Multilocus markers for mouse genome analysis: PCR amplification based on single primers of arbitrary nucleotide sequence.
Base-Composition, Base-Sequence, DNA, Genetic-Markers, Genome, Linkage-(Genetics), Magnesium, Mice, Mice-Inbred-Strains, Molecular-Sequence-Data, Polymerase-Chain-Reaction: mt, SUPPORT-NON-U-S-GOVT, SUPPORT-U-S-GOVT-NON-P-H-S, SUPPORT-U-S-GOVT-P-H-S, Templates, Variation-(Genetics)
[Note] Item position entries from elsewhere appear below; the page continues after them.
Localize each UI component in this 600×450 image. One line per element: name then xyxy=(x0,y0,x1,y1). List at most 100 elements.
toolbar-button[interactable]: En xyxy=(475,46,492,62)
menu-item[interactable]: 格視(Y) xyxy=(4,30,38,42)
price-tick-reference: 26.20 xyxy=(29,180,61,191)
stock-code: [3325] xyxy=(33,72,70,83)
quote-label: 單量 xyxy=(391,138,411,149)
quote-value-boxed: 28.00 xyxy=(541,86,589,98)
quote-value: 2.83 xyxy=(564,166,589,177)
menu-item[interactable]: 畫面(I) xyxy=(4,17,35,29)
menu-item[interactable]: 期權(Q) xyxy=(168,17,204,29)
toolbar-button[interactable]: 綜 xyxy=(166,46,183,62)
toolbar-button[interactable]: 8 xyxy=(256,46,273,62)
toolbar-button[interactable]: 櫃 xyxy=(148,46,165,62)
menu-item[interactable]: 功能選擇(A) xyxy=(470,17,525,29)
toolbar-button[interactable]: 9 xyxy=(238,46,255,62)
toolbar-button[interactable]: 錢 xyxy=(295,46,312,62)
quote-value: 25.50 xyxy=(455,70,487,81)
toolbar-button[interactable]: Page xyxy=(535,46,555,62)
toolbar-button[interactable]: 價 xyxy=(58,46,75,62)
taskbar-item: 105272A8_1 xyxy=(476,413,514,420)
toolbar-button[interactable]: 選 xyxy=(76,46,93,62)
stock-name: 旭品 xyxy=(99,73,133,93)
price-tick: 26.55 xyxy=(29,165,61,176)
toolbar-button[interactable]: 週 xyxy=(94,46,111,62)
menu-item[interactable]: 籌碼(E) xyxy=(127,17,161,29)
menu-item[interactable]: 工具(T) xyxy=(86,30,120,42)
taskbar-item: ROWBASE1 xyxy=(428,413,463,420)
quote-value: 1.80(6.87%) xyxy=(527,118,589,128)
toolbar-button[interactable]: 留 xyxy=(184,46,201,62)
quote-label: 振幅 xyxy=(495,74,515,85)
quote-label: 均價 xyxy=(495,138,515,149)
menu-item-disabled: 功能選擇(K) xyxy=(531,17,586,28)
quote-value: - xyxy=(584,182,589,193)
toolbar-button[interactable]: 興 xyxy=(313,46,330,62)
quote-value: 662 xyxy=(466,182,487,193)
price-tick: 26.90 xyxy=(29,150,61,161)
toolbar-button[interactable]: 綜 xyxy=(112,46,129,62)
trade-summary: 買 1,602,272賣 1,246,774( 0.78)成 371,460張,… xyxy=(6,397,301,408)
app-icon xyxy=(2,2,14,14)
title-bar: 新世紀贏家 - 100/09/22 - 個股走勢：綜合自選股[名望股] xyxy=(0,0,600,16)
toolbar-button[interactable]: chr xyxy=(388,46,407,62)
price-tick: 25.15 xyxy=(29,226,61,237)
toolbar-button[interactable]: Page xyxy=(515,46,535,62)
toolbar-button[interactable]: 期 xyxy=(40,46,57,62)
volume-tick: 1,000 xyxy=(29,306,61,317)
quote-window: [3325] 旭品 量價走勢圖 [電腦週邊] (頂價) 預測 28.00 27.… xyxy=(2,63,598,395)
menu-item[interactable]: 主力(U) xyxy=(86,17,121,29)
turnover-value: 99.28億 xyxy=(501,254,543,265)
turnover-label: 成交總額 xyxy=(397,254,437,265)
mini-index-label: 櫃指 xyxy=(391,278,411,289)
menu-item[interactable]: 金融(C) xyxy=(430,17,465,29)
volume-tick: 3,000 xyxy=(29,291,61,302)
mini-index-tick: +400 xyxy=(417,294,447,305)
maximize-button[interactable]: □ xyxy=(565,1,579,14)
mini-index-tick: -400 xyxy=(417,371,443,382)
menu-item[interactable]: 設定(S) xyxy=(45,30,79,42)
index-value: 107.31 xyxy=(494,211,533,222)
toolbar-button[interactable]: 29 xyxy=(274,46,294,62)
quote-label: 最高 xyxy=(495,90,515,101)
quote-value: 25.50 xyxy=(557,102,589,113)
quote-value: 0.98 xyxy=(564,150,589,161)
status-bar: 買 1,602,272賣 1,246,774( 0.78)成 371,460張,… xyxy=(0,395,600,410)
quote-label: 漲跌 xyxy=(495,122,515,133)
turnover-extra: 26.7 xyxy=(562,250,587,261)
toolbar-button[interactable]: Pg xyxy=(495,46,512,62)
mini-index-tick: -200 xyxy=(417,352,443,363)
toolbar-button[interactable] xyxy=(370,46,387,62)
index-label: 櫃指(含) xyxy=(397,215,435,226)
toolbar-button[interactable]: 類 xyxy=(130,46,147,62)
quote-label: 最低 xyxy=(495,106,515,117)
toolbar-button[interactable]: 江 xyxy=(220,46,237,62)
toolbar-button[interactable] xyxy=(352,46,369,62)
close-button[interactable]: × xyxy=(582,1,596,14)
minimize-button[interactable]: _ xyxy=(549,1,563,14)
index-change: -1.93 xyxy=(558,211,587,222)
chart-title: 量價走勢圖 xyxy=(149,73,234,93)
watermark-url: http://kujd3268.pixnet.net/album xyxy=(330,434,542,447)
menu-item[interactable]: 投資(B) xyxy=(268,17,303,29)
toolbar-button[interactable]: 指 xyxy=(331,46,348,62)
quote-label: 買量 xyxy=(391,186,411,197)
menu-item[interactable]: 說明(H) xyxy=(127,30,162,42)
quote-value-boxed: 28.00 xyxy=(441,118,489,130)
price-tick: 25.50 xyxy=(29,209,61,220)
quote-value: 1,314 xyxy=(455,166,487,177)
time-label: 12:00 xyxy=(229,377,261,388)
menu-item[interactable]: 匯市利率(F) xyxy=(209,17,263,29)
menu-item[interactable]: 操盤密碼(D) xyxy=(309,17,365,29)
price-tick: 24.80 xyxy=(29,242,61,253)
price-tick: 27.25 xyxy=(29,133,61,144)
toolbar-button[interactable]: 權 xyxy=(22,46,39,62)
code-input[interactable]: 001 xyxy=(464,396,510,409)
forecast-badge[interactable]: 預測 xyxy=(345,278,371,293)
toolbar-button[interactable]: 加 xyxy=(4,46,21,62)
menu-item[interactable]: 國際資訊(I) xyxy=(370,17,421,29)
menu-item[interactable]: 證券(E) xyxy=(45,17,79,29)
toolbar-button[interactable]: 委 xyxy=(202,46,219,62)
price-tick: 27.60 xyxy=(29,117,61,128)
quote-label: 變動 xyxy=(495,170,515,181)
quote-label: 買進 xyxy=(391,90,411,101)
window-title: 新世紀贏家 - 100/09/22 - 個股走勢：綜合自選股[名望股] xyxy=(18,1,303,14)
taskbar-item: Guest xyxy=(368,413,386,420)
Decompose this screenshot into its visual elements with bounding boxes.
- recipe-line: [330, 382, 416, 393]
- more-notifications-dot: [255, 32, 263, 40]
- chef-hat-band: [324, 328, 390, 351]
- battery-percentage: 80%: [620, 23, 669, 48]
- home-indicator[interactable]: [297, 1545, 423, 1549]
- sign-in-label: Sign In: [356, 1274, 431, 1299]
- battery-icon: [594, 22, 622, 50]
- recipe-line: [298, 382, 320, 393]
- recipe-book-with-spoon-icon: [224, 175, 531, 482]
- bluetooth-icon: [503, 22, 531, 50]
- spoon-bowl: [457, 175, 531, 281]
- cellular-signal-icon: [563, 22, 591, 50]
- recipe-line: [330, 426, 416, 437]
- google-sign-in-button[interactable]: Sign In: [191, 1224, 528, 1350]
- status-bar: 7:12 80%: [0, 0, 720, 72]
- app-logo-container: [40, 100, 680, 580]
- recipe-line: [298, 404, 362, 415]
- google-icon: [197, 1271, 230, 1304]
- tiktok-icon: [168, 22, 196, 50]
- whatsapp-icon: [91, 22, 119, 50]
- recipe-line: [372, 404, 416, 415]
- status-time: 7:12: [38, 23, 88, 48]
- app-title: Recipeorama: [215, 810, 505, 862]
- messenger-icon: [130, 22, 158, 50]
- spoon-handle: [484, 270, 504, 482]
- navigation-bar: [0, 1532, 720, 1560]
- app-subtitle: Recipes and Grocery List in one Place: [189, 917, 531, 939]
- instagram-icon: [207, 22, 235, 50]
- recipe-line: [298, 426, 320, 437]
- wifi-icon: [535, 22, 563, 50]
Mamm Genome 1992;3(2):55-64
Polymerase chain reaction (PCR) based on single primers of arbitrary nucleotide sequence provides a powerful marker system for genome analysis because each primer amplifies multiple products, and cloning, sequencing, and hybridization are not required. We have evaluated this typing system for the mouse by identifying optimal PCR conditions; characterizing effects of GC content, primer length, and multiplexed primers; demonstrating considerable variation among a panel of inbred strains; and establishing linkage for several products. Mg2+, primer, template, and annealing conditions were identified that optimized the number and resolution of amplified products. Primers with 40% GC content failed to amplify products readily, primers with 50% GC content resulted in reasonable amplification, and primers with 60% GC content gave the largest number of well-resolved products. Longer primers did not necessarily amplify more products than shorter primers of the same proportional GC content. Multiplexed primers yielded more products than either primer alone and usually revealed novel variants. A strain survey showed that most strains could be readily distinguished with a modest number of primers. Finally, linkage for seven products was established on five chromosomes. These characteristics establish single primer PCR as a powerful method for mouse genome analysis.
Nadeau, J H.; Bedigian, H G.; Bouchard, G; Denial, T; Kosowsky, M; Norberg, R; Pugh, S; Sargeant, E; Turner, R; and Paigen, B, " Multilocus markers for mouse genome analysis: PCR amplification based on single primers of arbitrary nucleotide sequence." (1992). Faculty Research 1990 - 1999. 265.